Ту Хокс подождал, пока их спины исчезнут из виду, потом сделал знак Скенаске и побежал вперед. Вскоре они догнали их у спускающегося в долину желоба. Девушка плакала и сопротивлялась, но охранники грубыми пинками и толчками заставляли ее идти. Скенаске вскинул ружье и выстрелил. Один из охранников метнулся к кустам, второй замешкался, споткнулся и выронил ружье. Пока он поднимался, Ту Хокс поймал его на мушку и метким выстрелом уложил обратно. Теперь уже навсегда. Потом он быстро спрятался за дерево, и вовремя: оставшийся в живых охранник начал стрелять.
Скенаске выстрелил, и что-то крикнул Ту Хоксу, но тот ничего не понял, да и не пытался понять. Противник затаился. Ту Хокс выстрелил еще раз и покинул свое убежище. Он старался не шуметь, но земля была усеяна сухими веточками, и они предательски трещали под ногами. Из-за дерева показалась повязанная черным платком голова, потом ее сменило длинноствольное ружье. Ту Хокс тут же бросился на землю и услышал, как над ним просвистела пуля. Противник занимал невыгодную позицию: он не мог надолго высовывать голову из укрытия и стрелял, почти не целясь.
Конец наступил быстро. Чужак не мог держать на прицеле сразу двоих и стрелял по очереди то в одного, то в другого. И Скенаске с Ту Хоксом, пользуясь этим, перебежками приближались к нему. Наконец, противник упал: две пули почти одновременно, попали ему в грудь и висок.
Девушка рыдала и билась в истерике, пока Ту Хокс развязывал ее. Наконец она успокоилась, и они вернулись назад. Весь отряд был в сборе. Из нападавших в живых осталось только двое, да и те были ранены.
Дзикозес тут же начал допрос. Пленники сидели на земле. Один из них с искаженным от мучительной боли лицом держался за простреленное плечо. Дзикозес задал ему несколько вопросов, но тот вместо ответа плюнул ему в лицо. Тогда Дзикозес приставил дуло ружья к виску пленника и повторил вопросы. Мужчина снова плюнул. Раздался выстрел — и несчастный рухнул на землю.
Со вторым Дзикозес не стал даже разговаривать. Пленника связали и повесили на дереве вниз головой.
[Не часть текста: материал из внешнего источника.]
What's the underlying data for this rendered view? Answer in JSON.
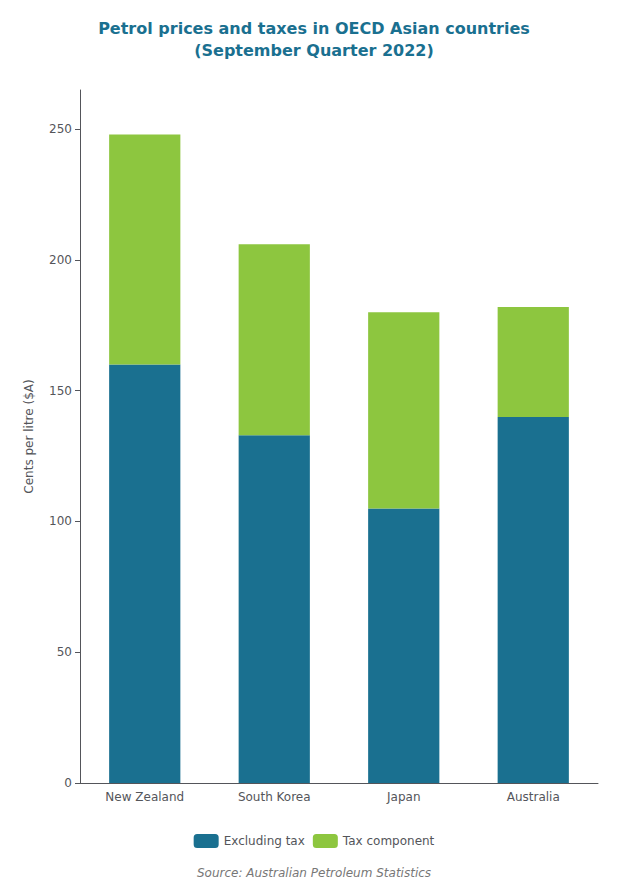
{
  "chart_data": {
    "type": "bar",
    "title": "Petrol prices and taxes in OECD Asian countries\n(September Quarter 2022)",
    "categories": [
      "New Zealand",
      "South Korea",
      "Japan",
      "Australia"
    ],
    "series": [
      {
        "name": "Excluding tax",
        "color": "#1a7090",
        "values": [
          160,
          133,
          105,
          140
        ]
      },
      {
        "name": "Tax component",
        "color": "#8dc63f",
        "values": [
          88,
          73,
          75,
          42
        ]
      }
    ],
    "stacked": true,
    "ylabel": "Cents per litre ($A)",
    "ylim": [
      0,
      265
    ],
    "yticks": [
      0,
      50,
      100,
      150,
      200,
      250
    ],
    "grid": false,
    "legend": "bottom",
    "annotations": [
      "Source: Australian Petroleum Statistics"
    ]
  }
}
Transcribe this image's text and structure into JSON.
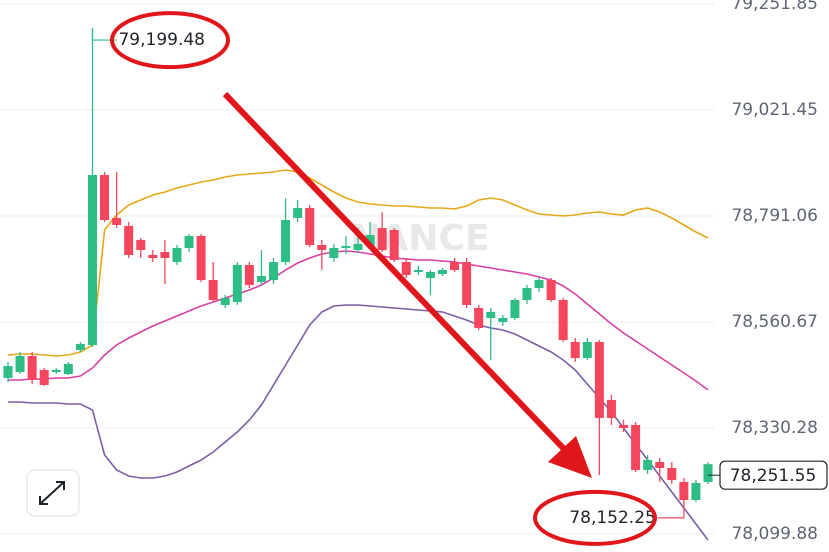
{
  "chart_data": {
    "type": "candlestick",
    "ylim": [
      78060.7,
      79260.5
    ],
    "yticks": [
      {
        "value": 79251.85,
        "label": "79,251.85"
      },
      {
        "value": 79021.45,
        "label": "79,021.45"
      },
      {
        "value": 78791.06,
        "label": "78,791.06"
      },
      {
        "value": 78560.67,
        "label": "78,560.67"
      },
      {
        "value": 78330.28,
        "label": "78,330.28"
      },
      {
        "value": 78099.88,
        "label": "78,099.88"
      }
    ],
    "grid": true,
    "up_color": "#2ebd85",
    "down_color": "#f6465d",
    "open": [
      78438.9,
      78452.0,
      78486.7,
      78456.3,
      78452.0,
      78447.6,
      78499.8,
      78510.6,
      78880.1,
      78786.7,
      78769.3,
      78738.9,
      78706.3,
      78712.8,
      78691.0,
      78721.5,
      78747.6,
      78651.9,
      78597.6,
      78604.1,
      78684.5,
      78647.6,
      78651.9,
      78691.0,
      78786.7,
      78808.4,
      78728.0,
      78699.7,
      78721.5,
      78717.1,
      78725.8,
      78764.9,
      78760.6,
      78691.0,
      78669.3,
      78656.3,
      78665.0,
      78691.0,
      78691.0,
      78591.1,
      78569.3,
      78560.6,
      78569.3,
      78608.4,
      78634.5,
      78651.9,
      78608.4,
      78517.2,
      78482.4,
      78517.2,
      78391.1,
      78336.8,
      78336.8,
      78239.0,
      78256.3,
      78243.3,
      78212.9,
      78173.7,
      78212.9
    ],
    "high": [
      78473.7,
      78495.4,
      78495.4,
      78460.7,
      78460.7,
      78473.7,
      78517.2,
      79199.48,
      78886.7,
      78886.7,
      78778.0,
      78743.2,
      78717.1,
      78738.9,
      78728.0,
      78751.9,
      78751.9,
      78691.0,
      78619.3,
      78691.0,
      78691.0,
      78717.1,
      78699.7,
      78830.1,
      78825.8,
      78814.9,
      78738.9,
      78730.2,
      78747.6,
      78764.9,
      78778.0,
      78799.7,
      78764.9,
      78699.7,
      78682.3,
      78673.7,
      78678.0,
      78699.7,
      78699.7,
      78597.6,
      78591.1,
      78575.8,
      78612.8,
      78641.1,
      78656.3,
      78656.3,
      78612.8,
      78525.9,
      78525.9,
      78521.5,
      78402.0,
      78347.6,
      78343.3,
      78271.6,
      78265.0,
      78256.3,
      78221.6,
      78217.2,
      78256.3
    ],
    "low": [
      78430.2,
      78447.6,
      78425.9,
      78421.5,
      78447.6,
      78445.4,
      78495.4,
      78506.3,
      78778.0,
      78764.9,
      78699.7,
      78699.7,
      78691.0,
      78643.2,
      78684.5,
      78712.8,
      78647.6,
      78604.1,
      78591.1,
      78597.6,
      78634.5,
      78641.1,
      78643.2,
      78684.5,
      78778.0,
      78723.6,
      78673.7,
      78691.0,
      78708.4,
      78710.6,
      78717.1,
      78712.8,
      78691.0,
      78656.3,
      78662.8,
      78619.3,
      78660.6,
      78669.3,
      78591.1,
      78543.2,
      78478.0,
      78551.9,
      78565.0,
      78599.8,
      78625.8,
      78604.1,
      78517.2,
      78473.7,
      78478.0,
      78228.1,
      78336.8,
      78321.5,
      78234.6,
      78230.3,
      78212.9,
      78208.5,
      78152.25,
      78169.4,
      78208.5
    ],
    "close": [
      78465.0,
      78486.7,
      78434.6,
      78423.7,
      78456.3,
      78469.3,
      78512.8,
      78880.1,
      78782.3,
      78771.5,
      78706.3,
      78717.1,
      78699.7,
      78699.7,
      78721.5,
      78747.6,
      78651.9,
      78608.4,
      78612.8,
      78684.5,
      78641.1,
      78660.6,
      78691.0,
      78782.3,
      78808.4,
      78728.0,
      78717.1,
      78721.5,
      78725.8,
      78730.2,
      78749.7,
      78717.1,
      78695.4,
      78662.8,
      78673.7,
      78669.3,
      78673.7,
      78673.7,
      78597.6,
      78547.6,
      78582.4,
      78569.3,
      78608.4,
      78634.5,
      78651.9,
      78608.4,
      78521.5,
      78482.4,
      78517.2,
      78352.0,
      78352.0,
      78330.2,
      78239.0,
      78260.7,
      78243.3,
      78217.2,
      78173.7,
      78210.7,
      78251.55
    ],
    "bands": [
      {
        "color": "#e6a817",
        "values": [
          78488.9,
          78491.1,
          78491.1,
          78488.9,
          78486.7,
          78488.9,
          78495.4,
          78510.6,
          78760.6,
          78793.2,
          78814.9,
          78825.8,
          78836.7,
          78843.2,
          78851.9,
          78858.4,
          78864.9,
          78869.3,
          78875.8,
          78880.1,
          78882.3,
          78884.5,
          78886.7,
          78891.0,
          78886.7,
          78873.6,
          78858.4,
          78843.2,
          78830.1,
          78821.5,
          78817.1,
          78814.9,
          78812.8,
          78812.8,
          78810.6,
          78808.4,
          78808.4,
          78806.2,
          78812.8,
          78825.8,
          78830.1,
          78825.8,
          78814.9,
          78804.1,
          78795.4,
          78793.2,
          78791.0,
          78793.2,
          78797.5,
          78799.7,
          78795.4,
          78793.2,
          78804.1,
          78808.4,
          78799.7,
          78786.7,
          78771.5,
          78756.2,
          78743.2
        ]
      },
      {
        "color": "#d63fa5",
        "values": [
          78434.6,
          78434.6,
          78436.7,
          78436.7,
          78438.9,
          78438.9,
          78443.3,
          78460.7,
          78488.9,
          78510.6,
          78525.9,
          78538.9,
          78551.9,
          78562.8,
          78573.7,
          78584.5,
          78595.4,
          78604.1,
          78612.8,
          78621.5,
          78630.2,
          78641.1,
          78656.3,
          78673.7,
          78688.9,
          78699.7,
          78708.4,
          78712.8,
          78715.0,
          78712.8,
          78708.4,
          78704.1,
          78699.7,
          78697.6,
          78695.4,
          78695.4,
          78693.2,
          78691.0,
          78686.7,
          78682.3,
          78678.0,
          78673.7,
          78669.3,
          78665.0,
          78658.4,
          78651.9,
          78638.9,
          78621.5,
          78599.8,
          78578.0,
          78556.3,
          78536.7,
          78519.3,
          78501.9,
          78484.6,
          78467.2,
          78449.8,
          78432.4,
          78412.8
        ]
      },
      {
        "color": "#7b5ea7",
        "values": [
          78386.8,
          78386.8,
          78384.6,
          78384.6,
          78384.6,
          78382.4,
          78382.4,
          78369.4,
          78271.6,
          78239.0,
          78225.9,
          78221.6,
          78221.6,
          78225.9,
          78234.6,
          78247.6,
          78260.7,
          78278.1,
          78299.8,
          78321.5,
          78347.6,
          78380.2,
          78423.7,
          78467.2,
          78510.6,
          78554.1,
          78582.4,
          78595.4,
          78597.6,
          78597.6,
          78595.4,
          78593.2,
          78591.1,
          78588.9,
          78586.7,
          78584.5,
          78582.4,
          78573.7,
          78565.0,
          78554.1,
          78547.6,
          78543.2,
          78534.6,
          78521.5,
          78508.5,
          78495.4,
          78478.0,
          78456.3,
          78425.9,
          78395.4,
          78365.0,
          78330.2,
          78295.5,
          78260.7,
          78225.9,
          78191.1,
          78156.4,
          78121.6,
          78086.8
        ]
      }
    ],
    "high_label": {
      "value": 79199.48,
      "label": "79,199.48"
    },
    "low_label": {
      "value": 78152.25,
      "label": "78,152.25"
    },
    "last_price": {
      "value": 78251.55,
      "label": "78,251.55"
    },
    "watermark": "NANCE"
  }
}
Отряд отправился дальше. Громкие крики повешенного сопровождали весь их путь до вершины и затихли только тогда, когда отряд перевалил на другую сторону горы: теперь они находились слишком далеко.
Все это время О'Брайен и Ту Хокс шли молча, подавленные случившимся. Оба были очень бледны. Наконец, О'Брайен не выдержал:
— О, Боже! Святая Богоматерь! Эти парни не знают никакой пощады! Они жестоки, как дикари!
Ту Хокс посмотрел на Ильмику Хускарле. Казалось, это отвратительное зрелище доставило ей удовольствие. Его передернуло. Скорее всего, нападавшие — кто бы они там ни были — в случае своей победы поступили бы точно так же. Но все равно этот акт возмездия был выше его понимания.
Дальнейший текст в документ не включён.